# Fixing a Honda HSS928 Tilt (Seized Gas Assist Damper)



## Ziggy65 (Jan 18, 2020)

Well done video explaining how to service/repair a seized gas assist damper on a Honda.

I have read of issues with this part on newer Yamaha snow blowers, and replacement cost was outrageous. 

I wonder if Yamaha is using a similar style damper that could be serviced/repaired in the same manner?


----------



## vmax29 (Oct 19, 2017)

Great video. Thanks for posting it. If it’s not already there this would be a nice addition to Tabora’s Honda info repository thread posted at the top of the Honda section.


----------



## Caper63 (Jun 15, 2021)

Good stuff. I need to replace the gas strut on my HSS724. This should make my life easier


----------



## tabora (Mar 1, 2017)

Ziggy65 said:


> Well done video explaining how to service/repair a seized gas assist damper on a Honda.


That's one of the SARJ transitional HSS928 models that still has the older hydrostatic and right side transmissions. Most of what is covered there also applies to the current HSS928A models. Of note (if the damper can't be repaired) is that the new damper part number 42919-V45-A01 is vastly less expensive than the older one shown in the video; Price: $30.60 at partspak.com








Honda 42919-V45-A01 Lock; 42919V45A01







www.partspak.com





Added to Repository; Thanks @Ziggy65!


----------



## RC20 (Dec 4, 2019)

Most interesting.
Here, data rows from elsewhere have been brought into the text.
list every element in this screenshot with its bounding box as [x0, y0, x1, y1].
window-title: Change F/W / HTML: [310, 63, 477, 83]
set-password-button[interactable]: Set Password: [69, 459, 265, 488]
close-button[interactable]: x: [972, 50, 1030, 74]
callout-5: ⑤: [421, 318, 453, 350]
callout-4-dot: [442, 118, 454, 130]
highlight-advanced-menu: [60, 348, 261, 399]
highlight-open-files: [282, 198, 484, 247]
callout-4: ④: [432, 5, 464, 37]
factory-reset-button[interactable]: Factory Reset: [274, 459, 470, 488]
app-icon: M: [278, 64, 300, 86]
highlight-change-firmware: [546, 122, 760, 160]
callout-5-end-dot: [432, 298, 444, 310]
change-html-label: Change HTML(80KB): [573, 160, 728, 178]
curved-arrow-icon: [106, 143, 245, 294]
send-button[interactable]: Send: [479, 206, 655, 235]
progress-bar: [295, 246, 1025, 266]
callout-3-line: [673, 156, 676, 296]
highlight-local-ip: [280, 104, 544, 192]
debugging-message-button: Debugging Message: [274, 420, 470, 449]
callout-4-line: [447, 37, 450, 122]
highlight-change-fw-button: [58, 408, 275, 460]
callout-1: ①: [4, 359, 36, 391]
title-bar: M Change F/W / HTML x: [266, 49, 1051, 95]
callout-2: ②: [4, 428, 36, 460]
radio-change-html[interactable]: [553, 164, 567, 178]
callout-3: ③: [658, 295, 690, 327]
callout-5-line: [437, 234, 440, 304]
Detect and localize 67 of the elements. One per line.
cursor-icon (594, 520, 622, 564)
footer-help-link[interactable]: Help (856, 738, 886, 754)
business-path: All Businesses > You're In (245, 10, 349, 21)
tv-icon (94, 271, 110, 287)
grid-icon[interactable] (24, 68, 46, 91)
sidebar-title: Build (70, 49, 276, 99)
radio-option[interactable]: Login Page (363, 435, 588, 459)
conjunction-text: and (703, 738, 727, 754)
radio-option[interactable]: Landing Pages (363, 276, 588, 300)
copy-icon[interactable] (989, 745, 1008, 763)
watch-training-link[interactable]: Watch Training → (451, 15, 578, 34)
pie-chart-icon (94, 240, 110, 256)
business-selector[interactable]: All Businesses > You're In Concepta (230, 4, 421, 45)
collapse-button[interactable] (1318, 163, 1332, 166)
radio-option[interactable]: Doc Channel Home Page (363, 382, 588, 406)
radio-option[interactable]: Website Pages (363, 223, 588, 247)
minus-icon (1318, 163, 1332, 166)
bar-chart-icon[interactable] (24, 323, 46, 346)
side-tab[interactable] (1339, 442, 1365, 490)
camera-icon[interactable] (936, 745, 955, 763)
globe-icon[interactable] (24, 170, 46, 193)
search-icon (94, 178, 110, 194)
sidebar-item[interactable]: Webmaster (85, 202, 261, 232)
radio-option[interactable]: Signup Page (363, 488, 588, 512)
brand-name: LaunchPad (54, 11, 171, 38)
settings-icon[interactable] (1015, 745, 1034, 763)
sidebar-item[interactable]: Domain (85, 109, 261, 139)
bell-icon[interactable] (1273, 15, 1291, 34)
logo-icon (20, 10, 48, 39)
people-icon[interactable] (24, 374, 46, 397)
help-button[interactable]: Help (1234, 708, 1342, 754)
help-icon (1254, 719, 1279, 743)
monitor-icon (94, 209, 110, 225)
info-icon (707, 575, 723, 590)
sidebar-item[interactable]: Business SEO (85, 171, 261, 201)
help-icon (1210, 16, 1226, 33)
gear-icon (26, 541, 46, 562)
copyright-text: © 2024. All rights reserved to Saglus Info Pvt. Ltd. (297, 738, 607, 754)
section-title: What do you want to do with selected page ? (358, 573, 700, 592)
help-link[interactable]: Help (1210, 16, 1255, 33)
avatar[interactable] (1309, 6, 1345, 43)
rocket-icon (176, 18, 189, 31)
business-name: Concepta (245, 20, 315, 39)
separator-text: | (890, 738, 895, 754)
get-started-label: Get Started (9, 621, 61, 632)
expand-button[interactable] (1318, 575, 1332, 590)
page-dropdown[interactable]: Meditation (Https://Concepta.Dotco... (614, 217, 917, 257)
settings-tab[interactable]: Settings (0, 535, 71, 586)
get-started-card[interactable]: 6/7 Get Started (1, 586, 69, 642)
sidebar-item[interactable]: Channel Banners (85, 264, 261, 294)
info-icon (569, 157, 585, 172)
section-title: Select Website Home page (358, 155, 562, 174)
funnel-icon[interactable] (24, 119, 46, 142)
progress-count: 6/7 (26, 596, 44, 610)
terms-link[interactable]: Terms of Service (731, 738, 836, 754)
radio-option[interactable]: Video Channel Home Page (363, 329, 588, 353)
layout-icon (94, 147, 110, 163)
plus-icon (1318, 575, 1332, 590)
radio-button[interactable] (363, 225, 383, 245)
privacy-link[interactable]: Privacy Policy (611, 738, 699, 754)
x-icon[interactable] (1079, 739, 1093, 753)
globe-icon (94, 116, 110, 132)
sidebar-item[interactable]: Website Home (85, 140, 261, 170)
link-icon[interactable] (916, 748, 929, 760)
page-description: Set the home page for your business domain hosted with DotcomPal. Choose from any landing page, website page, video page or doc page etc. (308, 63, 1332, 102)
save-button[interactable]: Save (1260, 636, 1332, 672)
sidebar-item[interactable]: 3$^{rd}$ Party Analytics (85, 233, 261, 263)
Any idea of Fix vs it just is not going to work? Latter in my career it often was quicker to replace a non functioning part rather than try to make it work. Partly cost of time but also too much to do and getting more fixed.


----------



## tabora (Mar 1, 2017)

RC20 said:


> Any idea of Fix vs it just is not going to work?


If the problem is a seized damper, I would bet that this repair would always work. However, if the damper is not holding its position, it's probably time to replace it, unless the release is just stuck up inside (pull it out and lube it as shown). I've used these dampers for many years on photo processing equipment and they are most often serviceable.


RC20 said:


> it often was quicker to replace a non functioning part rather than try to make it work.


In this case, the older model 42919-V04-922 damper cost hundreds of dollars to replace, so servicing it was a very viable option. The new HSS model 42919-V45-A01 for $30ish (which can also be used in place of the old one) makes it much more of a toss-up cost-wise.


----------



## Caper63 (Jun 15, 2021)

Repair Update

Followed the instructions. The only tools were a pair of needle nose pliers and a 11 mm wrench. The entire process was 10 minutes.

My damper would not hold its position, but it was an easy repair. I had already purchased the new damper, but I didn't use it. Silicone spay and voila: fixed.

The video suggest you need two people. Easy without any help. Lift the handle with one hand while pulling the top retention pin with the other.


----------